Zynerba also noted that enrollment was progressing in CONNECT-FX, a pivotal, multinational, randomized, double-blind, placebo-controlled trial evaluating the efficacy and safety of Zygel in treating common behavioral symptoms of FXS in three through 17-year old patients with Fragile-X Syndrome. The company expects to report top-line results in the first half of 2020.
In addition to those results, Zynerba said it was conducting the Phase 2 BRIGHT trial to assess the safety, tolerability, and efficacy of Zygel for the treatment of child and adolescent patients with Autism Spectrum Disorder (ASD). The 14-week trial is designed to evaluate the efficacy and safety of Zygel in approximately 36 children and adolescents (ages four through 17) with ASD as confirmed by DSM-5 diagnostic criteria for ASD. The efficacy assessments include the Aberrant Behavior Checklist, Parent Rated Anxiety Scale – Autism Spectrum Disorder, Autism Impact Measure, and Clinical Global Impression – Severity and Improvement. Zynerba expects to report topline results from this study in the first half of 2020.

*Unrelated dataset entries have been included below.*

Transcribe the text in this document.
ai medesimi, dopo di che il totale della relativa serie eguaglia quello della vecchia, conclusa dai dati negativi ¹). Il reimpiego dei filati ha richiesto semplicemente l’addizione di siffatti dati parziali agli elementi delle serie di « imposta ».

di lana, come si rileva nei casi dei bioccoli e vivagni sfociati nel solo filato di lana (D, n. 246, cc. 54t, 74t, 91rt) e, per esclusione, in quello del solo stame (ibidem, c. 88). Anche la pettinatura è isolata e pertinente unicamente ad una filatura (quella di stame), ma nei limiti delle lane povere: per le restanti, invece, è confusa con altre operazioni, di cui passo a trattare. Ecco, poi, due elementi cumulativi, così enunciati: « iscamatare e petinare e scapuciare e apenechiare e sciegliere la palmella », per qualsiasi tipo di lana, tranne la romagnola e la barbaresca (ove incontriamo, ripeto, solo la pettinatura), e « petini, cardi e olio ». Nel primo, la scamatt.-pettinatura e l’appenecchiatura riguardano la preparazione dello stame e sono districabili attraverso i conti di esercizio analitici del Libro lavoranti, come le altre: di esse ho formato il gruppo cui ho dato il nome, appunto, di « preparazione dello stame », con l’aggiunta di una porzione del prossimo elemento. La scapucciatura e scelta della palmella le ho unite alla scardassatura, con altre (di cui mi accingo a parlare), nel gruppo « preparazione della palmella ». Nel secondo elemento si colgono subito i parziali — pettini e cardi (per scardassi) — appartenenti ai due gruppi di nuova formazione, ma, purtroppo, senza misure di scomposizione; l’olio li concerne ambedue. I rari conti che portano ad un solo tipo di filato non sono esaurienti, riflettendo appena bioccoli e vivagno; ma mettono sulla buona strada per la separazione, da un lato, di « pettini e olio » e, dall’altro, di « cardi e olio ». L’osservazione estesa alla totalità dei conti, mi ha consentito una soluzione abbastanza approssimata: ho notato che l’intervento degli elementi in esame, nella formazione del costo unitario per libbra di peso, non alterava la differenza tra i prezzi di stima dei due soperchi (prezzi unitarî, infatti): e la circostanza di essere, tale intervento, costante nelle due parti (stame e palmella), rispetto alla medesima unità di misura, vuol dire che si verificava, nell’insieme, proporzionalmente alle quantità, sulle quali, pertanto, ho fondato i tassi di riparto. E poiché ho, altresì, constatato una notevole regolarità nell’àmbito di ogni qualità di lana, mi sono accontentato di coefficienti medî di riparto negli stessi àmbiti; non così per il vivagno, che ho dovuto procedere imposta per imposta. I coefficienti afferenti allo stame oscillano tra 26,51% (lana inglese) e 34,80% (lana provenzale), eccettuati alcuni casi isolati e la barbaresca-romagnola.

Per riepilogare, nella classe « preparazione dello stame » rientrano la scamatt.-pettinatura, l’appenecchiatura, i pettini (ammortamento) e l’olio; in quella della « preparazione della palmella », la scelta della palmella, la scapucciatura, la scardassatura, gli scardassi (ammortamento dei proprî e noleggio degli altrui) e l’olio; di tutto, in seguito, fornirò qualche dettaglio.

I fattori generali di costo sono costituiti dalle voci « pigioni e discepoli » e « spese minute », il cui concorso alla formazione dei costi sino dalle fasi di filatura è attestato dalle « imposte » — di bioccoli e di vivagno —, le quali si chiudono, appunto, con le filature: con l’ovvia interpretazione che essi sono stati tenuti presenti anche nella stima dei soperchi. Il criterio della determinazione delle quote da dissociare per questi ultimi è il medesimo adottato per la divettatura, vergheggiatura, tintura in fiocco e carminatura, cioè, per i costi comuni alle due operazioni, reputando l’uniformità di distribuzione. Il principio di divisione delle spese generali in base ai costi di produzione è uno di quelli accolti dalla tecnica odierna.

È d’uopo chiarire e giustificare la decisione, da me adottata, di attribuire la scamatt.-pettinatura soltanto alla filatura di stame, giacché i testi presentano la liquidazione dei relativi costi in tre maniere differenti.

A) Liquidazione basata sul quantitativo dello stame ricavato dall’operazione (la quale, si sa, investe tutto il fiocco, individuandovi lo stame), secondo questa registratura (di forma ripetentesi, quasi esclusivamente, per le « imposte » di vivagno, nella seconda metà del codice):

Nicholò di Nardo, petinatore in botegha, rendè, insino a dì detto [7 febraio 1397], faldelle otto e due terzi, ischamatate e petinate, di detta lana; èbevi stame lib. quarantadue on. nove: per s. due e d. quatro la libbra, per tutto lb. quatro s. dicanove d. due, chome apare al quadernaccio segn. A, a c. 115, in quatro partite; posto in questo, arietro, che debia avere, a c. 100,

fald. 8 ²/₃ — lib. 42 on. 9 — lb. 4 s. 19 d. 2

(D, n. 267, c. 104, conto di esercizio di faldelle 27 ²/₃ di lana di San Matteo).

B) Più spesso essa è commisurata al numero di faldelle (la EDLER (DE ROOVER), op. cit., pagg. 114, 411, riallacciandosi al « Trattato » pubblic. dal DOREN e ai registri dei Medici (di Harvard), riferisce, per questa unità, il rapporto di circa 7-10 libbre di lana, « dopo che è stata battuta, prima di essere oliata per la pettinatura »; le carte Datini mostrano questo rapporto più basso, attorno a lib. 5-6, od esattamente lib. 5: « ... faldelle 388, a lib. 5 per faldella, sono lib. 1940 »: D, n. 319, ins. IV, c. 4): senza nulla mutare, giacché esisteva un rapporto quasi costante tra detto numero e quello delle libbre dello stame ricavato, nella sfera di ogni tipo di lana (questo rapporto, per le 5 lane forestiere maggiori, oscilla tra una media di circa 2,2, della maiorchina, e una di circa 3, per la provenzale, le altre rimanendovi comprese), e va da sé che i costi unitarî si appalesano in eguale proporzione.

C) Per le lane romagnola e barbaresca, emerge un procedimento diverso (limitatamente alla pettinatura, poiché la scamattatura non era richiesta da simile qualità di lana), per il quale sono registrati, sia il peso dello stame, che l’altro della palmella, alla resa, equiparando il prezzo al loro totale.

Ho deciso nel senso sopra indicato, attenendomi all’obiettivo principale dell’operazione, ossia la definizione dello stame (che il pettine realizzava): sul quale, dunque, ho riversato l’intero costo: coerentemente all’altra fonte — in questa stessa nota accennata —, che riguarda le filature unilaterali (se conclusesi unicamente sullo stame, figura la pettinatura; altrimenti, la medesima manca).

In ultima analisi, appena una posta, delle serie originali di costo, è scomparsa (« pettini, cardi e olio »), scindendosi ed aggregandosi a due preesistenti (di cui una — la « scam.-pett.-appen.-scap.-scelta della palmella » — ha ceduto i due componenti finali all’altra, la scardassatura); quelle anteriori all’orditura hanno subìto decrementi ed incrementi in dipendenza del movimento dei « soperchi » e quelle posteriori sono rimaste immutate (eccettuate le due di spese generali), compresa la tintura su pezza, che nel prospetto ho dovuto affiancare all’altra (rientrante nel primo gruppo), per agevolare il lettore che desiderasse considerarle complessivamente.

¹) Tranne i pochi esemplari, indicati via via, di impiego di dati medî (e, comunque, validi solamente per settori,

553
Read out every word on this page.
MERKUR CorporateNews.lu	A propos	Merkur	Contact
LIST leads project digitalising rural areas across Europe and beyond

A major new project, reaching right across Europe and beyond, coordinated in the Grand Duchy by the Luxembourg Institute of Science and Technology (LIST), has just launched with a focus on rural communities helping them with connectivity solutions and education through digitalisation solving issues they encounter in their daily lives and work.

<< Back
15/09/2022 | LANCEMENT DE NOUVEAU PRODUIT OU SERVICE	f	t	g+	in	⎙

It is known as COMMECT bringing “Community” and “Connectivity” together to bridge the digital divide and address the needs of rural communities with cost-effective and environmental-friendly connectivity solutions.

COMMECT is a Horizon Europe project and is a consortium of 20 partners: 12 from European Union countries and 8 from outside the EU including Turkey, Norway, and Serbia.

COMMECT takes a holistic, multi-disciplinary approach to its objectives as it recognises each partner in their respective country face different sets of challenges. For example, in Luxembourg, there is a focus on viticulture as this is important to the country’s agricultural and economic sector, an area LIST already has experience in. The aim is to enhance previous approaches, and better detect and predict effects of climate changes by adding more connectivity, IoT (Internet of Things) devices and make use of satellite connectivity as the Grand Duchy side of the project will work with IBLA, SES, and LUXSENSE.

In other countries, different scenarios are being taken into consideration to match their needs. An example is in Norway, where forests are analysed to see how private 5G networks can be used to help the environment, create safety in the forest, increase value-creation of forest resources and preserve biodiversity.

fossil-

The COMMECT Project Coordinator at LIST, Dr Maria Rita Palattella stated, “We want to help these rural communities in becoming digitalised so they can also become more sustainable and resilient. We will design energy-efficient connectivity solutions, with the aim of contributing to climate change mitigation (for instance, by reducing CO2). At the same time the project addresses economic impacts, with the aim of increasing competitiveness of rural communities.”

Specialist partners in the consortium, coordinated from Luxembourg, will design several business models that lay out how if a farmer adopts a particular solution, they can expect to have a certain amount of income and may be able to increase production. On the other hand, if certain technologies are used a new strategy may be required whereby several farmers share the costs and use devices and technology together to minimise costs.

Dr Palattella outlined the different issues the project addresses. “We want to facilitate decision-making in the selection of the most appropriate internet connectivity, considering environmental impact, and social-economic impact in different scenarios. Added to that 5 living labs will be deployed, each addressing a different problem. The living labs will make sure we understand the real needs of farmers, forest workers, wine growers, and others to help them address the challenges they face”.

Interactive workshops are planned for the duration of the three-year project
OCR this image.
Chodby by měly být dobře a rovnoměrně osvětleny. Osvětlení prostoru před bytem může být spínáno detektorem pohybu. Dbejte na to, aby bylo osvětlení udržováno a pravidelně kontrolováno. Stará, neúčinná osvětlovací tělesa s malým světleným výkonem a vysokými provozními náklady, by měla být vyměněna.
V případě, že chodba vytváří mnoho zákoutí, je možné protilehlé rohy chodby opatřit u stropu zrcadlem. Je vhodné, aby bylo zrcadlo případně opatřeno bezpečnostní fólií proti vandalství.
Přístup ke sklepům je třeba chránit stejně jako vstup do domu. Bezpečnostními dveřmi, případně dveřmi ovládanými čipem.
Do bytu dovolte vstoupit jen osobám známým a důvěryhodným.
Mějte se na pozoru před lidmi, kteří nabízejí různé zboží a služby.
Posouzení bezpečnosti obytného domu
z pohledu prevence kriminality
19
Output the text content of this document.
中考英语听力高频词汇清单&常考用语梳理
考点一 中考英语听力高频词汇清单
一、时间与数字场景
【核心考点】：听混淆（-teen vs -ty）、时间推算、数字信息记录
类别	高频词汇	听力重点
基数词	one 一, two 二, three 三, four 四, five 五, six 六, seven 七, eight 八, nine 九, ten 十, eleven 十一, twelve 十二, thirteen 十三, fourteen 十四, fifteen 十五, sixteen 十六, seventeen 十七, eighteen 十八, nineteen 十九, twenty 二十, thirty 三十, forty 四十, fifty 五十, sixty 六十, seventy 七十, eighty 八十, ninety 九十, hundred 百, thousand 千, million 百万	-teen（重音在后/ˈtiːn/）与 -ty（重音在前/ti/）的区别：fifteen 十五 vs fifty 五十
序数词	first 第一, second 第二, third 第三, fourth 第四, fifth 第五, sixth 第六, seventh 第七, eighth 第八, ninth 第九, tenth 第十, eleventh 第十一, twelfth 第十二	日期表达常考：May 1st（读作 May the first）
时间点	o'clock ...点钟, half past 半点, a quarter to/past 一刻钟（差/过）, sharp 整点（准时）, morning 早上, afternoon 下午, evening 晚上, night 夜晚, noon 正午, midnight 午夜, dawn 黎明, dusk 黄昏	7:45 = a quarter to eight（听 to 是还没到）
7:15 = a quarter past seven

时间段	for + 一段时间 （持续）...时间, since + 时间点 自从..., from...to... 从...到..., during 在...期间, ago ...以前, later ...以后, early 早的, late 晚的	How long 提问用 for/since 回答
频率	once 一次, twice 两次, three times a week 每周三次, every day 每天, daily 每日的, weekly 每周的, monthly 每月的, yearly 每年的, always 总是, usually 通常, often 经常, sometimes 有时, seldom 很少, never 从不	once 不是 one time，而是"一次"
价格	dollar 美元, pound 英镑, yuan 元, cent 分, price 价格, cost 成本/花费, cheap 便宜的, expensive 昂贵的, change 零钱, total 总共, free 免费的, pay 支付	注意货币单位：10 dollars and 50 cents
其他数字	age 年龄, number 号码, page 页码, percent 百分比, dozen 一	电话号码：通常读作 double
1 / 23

“The third quarter of 2019 was a remarkable period of progress and execution for Zynerba,” said Armando Anido, Chairman and Chief Executive Officer of Zynerba. “We announced compelling topline safety and efficacy results from our six month BELIEVE Phase 2 trial of Zygel™ in childhood epilepsies. In this study, patients experienced median reductions in their most common and debilitating seizures of 44% or more starting at month two and continuing through month six. In this medically fragile patient population, and consistent with our prior trials, Zygel was very well tolerated. Caregivers also reported important improvements in seizure intensity and duration in their children, and in socio-behavioral and cognitive impairments that are common in this population. Finally, we continued to progress towards full enrollment in our pivotal CONNECT-FX trial in children and adolescents with Fragile X syndrome, and expect to announce topline results in the first half of next year.”
For the quarter ending September 30, 2019, Zynerba reported an $8.3 million credit to research and development expenses for amounts expected to be received through the AOF for the period from January 1, 2018, through September 30, 2019. “Excluding the $8.3 million reduction in research and development expenses for amounts expected to be received through the AOF for the period from January 1, 2018, through September 30, 2019, research and development expenses increased by $1.8 million to $6.7 million for the three months ended September 30, 2019 from $4.9 million for the three months ended September 30, 2018. The increase was primarily related to an increase in clinical trial and manufacturing costs related to our Zygel program. Stock-based compensation included in the R&D costs were $0.6 million.”
General and administrative expenses for the third quarter of 2019 were $3.5 million, including stock-based compensation expense of $0.8 million. The net loss for the third quarter of 2019 was $1.9 million with a basic and diluted net loss per share of $(0.08).